As a good member of the only true church, I had been a man being tested. Wow! I actually stopped holding my breath. I realized mistakes were learning opportunities, and making them was how we grew. Doing what I was told was so much simpler. 

Re-calibrating my moral compass was so challenging a task, I couldn’t relax for a moment or the old tapes would loop and re-loop. The reward was the liberating effect, a whole new dimension of understanding. I began living, not for tomorrow’s promises, but for the adventure innate to each day’s experience. It didn’t happen overnight. Inch by inch, mistake by mistake, I was reshaping my life.

Leaving my first set of values was one of the hardest things I ever did. That primary set of cultural software was set deep. It wasn't erased by driving across a state line. I discovered that I had never had to think for myself before.          Choices were complicated at first. Many disastrous.

When you finally experience the reality of independent thought, something happens to the mind. You can’t go back. To try is painful. Cells, alive with excitement, have to be turned off, and you can’t find the switch. There isn’t one. 

My genetics, experience, and perception were utterly unique, a one-time deal. I was learning by my own mistakes, those tailored to my specifications, and not those designed by someone else to meet their purposes.  My choices and desires created opportunities, problems, and solutions as unique as I was. There were always learning experiences requiring adjustments – customized lessons peculiar to me. Mistakes are as individual as people, and I wanted to make my own choices, determine my own values. Didn’t mean I couldn’t learn from others. Meant I had to be self-responsible. The church fathers were no longer who I looked to for answers. I had to find my own.

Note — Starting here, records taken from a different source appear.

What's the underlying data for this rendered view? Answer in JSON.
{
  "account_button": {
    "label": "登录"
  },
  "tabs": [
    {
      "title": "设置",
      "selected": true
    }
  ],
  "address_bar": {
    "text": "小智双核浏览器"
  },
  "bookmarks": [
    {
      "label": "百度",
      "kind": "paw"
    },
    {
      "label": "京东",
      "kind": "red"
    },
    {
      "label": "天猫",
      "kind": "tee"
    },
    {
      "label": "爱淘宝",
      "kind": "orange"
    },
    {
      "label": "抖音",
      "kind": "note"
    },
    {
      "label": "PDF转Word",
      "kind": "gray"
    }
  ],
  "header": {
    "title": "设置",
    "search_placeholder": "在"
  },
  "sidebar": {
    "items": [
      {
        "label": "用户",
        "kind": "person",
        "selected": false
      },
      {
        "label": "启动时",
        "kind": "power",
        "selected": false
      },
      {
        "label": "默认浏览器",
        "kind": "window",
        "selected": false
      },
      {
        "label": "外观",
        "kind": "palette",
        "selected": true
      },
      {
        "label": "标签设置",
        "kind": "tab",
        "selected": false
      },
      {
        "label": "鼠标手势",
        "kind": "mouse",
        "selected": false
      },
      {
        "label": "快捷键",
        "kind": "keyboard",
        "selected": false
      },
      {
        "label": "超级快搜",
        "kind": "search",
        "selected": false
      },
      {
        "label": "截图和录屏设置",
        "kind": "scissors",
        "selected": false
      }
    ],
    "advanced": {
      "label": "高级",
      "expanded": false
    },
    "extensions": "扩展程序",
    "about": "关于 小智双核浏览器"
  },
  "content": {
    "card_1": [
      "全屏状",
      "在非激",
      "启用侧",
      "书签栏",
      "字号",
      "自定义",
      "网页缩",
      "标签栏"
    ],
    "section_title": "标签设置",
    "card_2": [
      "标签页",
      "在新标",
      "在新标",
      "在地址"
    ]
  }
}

I came to realize I’d never known what true democracy was. Instead of being obedient to another’s set of rules, I had to be true to myself. There were other liberating moments. I discovered I had no desire to liberate my family, but I remembered the curtains of life and the shadows behind allowing a child to suffer for the cause of righteousness. 

These were defining moments provoking me into action. I found myself reading books that were not approved by Mormon leadership. The worst thing I did, in my father’s eyes, was to break the silence.

When I read a statement written by the sociologist Dr. Jan Shipps in her Book Sojourner in the Promised Land, separation of church and state took on a significance that blew my hair back. Dr. Shipps said, “Utah is a theocracy.”  Finally I understood. Leaving Zion was taking a ship to the new world. It was a Boston tea party. It was a Declaration of Independence. I needed a Bill of Rights, a personal Bill of Rights. To find it had required a journey.